Other options for corporations that want to make a difference include donating to local abortion funds in places they do business or have employees, says Liza Fuentes, senior research scientist at the Guttmacher Institute. “That is pretty low-hanging fruit, and it’s desperately needed,” Fuentes says. She says tech companies could work with the National Network of Abortion Funds, which lets donors earmark funds for specific communities, and groups like the Brigid Alliance, which arranges and funds abortion care and travel for people in need.
Some permanent employees inside tech companies have been pressuring their own bosses to take some of those steps to support abortion access. The Washington Post reported last month that workers inside Amazon, Microsoft, and Google have circulated petitions and internal messages calling on their companies to pledge to protect the privacy of users who seek abortions.

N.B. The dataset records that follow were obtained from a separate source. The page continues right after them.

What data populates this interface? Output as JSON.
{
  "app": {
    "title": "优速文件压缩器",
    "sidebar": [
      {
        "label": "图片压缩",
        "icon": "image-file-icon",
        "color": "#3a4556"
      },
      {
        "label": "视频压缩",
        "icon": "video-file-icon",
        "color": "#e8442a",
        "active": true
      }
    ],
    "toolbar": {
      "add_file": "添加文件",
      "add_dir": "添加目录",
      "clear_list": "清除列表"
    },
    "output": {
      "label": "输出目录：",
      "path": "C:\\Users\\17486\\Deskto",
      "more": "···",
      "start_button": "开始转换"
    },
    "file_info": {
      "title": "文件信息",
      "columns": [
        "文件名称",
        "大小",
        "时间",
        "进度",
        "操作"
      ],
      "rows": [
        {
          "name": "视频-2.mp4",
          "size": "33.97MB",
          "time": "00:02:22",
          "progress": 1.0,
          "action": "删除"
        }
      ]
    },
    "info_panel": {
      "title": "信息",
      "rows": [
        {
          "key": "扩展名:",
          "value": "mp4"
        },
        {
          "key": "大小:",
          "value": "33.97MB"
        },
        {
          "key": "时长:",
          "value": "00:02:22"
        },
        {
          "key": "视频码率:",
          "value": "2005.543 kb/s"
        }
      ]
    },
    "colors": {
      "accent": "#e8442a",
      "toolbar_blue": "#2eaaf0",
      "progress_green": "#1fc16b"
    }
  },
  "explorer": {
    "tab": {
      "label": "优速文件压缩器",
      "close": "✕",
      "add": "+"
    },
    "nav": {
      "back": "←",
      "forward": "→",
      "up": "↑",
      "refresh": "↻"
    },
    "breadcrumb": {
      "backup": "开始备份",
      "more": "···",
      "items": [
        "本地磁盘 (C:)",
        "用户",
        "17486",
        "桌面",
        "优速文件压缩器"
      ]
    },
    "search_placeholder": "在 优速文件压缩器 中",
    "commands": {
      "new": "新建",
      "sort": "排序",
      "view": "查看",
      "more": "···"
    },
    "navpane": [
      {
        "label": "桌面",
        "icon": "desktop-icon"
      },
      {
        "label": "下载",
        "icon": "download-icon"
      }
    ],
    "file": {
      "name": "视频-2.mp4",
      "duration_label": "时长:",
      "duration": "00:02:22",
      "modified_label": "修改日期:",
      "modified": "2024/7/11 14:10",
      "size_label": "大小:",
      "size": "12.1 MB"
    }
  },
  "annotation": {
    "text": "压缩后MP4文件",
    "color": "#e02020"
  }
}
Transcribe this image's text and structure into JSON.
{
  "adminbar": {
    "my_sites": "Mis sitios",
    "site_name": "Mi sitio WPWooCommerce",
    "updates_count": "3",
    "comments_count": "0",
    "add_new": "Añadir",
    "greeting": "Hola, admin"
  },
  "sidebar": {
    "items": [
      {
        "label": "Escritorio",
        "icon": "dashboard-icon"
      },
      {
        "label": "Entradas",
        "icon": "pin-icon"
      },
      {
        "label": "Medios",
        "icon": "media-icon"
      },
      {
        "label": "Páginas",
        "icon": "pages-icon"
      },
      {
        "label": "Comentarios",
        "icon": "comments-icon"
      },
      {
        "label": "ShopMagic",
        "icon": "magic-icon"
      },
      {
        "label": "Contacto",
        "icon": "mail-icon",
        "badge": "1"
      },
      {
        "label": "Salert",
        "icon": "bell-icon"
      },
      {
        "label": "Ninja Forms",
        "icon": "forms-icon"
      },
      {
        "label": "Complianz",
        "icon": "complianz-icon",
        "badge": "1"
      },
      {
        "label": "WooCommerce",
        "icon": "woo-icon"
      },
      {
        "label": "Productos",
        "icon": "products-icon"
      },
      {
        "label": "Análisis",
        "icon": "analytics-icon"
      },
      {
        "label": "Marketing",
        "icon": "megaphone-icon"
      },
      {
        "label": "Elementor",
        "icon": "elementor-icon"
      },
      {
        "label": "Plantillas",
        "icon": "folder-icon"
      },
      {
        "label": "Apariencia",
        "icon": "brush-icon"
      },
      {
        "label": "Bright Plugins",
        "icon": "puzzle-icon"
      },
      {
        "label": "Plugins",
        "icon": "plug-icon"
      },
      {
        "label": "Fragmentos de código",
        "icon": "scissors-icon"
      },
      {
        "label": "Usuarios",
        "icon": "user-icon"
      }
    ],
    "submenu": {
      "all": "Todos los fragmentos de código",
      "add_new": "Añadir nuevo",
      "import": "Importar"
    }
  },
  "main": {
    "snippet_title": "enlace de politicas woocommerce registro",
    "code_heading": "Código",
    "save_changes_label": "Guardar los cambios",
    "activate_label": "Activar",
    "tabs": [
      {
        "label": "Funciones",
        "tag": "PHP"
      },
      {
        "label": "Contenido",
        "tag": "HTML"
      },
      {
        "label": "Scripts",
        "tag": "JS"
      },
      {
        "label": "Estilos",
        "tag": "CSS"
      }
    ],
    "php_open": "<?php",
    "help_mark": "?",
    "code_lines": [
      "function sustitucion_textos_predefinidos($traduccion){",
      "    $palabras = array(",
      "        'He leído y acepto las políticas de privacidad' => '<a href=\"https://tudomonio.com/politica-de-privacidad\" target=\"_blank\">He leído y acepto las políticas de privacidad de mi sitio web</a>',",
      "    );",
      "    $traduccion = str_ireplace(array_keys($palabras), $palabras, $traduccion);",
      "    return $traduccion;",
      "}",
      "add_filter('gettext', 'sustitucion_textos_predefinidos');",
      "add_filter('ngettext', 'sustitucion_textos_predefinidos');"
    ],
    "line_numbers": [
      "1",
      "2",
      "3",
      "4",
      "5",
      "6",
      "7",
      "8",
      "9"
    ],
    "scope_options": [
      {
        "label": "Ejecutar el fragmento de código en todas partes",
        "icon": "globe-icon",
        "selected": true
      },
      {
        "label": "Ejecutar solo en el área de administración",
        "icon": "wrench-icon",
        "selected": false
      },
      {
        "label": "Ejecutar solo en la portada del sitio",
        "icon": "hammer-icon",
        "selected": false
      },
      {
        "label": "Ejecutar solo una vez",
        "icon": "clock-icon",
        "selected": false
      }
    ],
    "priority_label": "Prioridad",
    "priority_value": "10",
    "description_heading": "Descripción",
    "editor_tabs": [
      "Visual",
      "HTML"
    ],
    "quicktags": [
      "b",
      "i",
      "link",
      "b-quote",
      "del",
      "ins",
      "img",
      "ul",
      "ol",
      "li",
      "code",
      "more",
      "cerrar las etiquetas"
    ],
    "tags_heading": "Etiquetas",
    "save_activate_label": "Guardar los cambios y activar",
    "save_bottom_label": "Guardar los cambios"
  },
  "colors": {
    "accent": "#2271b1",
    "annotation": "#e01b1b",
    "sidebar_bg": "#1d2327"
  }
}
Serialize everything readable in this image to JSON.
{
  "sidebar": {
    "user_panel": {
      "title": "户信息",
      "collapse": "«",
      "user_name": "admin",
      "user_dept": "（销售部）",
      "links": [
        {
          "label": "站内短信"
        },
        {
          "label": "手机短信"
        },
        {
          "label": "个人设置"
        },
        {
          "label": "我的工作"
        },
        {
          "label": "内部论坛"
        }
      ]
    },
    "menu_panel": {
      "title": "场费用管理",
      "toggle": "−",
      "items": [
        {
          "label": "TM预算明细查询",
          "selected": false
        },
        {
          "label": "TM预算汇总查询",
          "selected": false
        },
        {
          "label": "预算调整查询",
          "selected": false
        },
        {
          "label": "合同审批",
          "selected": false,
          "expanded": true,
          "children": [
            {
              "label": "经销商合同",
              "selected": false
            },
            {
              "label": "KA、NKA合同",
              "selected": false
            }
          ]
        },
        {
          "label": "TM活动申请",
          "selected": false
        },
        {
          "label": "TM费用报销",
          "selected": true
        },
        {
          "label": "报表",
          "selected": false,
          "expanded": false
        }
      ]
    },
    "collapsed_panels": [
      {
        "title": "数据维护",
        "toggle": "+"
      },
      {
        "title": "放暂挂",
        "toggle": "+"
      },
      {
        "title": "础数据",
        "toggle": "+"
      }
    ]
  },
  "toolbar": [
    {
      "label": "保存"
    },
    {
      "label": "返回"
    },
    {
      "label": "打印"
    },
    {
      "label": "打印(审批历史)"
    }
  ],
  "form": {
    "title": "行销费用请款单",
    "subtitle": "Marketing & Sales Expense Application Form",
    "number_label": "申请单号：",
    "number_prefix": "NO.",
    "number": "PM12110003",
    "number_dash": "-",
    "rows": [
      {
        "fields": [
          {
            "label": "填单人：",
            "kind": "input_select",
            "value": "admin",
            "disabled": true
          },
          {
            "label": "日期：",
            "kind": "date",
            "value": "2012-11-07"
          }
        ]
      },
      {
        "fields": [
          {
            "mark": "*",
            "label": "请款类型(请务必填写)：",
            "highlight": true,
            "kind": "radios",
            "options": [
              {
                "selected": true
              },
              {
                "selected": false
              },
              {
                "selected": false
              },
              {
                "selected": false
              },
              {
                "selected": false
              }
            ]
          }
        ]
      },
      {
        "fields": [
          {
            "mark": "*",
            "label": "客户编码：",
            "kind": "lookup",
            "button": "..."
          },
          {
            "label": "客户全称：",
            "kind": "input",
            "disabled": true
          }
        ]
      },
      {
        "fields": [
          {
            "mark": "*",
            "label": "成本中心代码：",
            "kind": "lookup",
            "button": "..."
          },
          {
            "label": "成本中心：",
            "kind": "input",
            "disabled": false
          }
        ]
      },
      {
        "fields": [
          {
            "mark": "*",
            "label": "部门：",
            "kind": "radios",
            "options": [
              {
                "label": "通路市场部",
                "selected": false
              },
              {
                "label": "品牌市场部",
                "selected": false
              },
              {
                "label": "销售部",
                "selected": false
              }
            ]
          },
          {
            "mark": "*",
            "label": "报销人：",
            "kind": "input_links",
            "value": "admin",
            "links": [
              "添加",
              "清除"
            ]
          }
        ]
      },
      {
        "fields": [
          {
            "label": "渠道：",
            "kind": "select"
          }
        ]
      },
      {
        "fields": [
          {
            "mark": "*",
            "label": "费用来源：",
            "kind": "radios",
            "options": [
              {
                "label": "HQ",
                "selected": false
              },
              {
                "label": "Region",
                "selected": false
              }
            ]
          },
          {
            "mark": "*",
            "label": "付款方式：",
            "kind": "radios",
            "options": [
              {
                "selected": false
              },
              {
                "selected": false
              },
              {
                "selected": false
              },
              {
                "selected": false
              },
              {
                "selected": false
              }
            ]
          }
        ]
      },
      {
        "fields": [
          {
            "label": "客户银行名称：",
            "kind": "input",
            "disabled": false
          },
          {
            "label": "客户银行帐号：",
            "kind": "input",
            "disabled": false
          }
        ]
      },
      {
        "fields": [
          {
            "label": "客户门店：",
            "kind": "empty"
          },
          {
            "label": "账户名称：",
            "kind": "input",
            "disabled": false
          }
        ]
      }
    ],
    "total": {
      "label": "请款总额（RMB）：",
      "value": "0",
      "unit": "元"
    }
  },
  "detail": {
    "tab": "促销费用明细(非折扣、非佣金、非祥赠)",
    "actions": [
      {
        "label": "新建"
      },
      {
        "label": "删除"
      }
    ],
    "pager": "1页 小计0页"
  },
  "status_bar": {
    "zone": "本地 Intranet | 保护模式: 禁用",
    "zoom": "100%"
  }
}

In her statement calling on Alphabet to extend abortion travel benefits to TVCs, AWU’s Koul said the company should also end donations to anti-abortion politicians and establish privacy protocols to protect Google users seeking information about abortion access. “History has proven that the Supreme Court’s ruling will not stop abortions, it will only stop safe abortions,” she wrote. “Google can do more to ensure all workers and users have the information and resources necessary to safely access reproductive health services.”
A day after the AWU made its statement public, Google announced its privacy updates, which include the deletion of abortion clinic visits from users’ location history. Software engineer and executive council member Ashok Chandwaney acknowledged the changes but reiterated that the company must go further in protecting user and worker privacy and expand abortion access for all of its workers. “Our organizing will continue,” he wrote.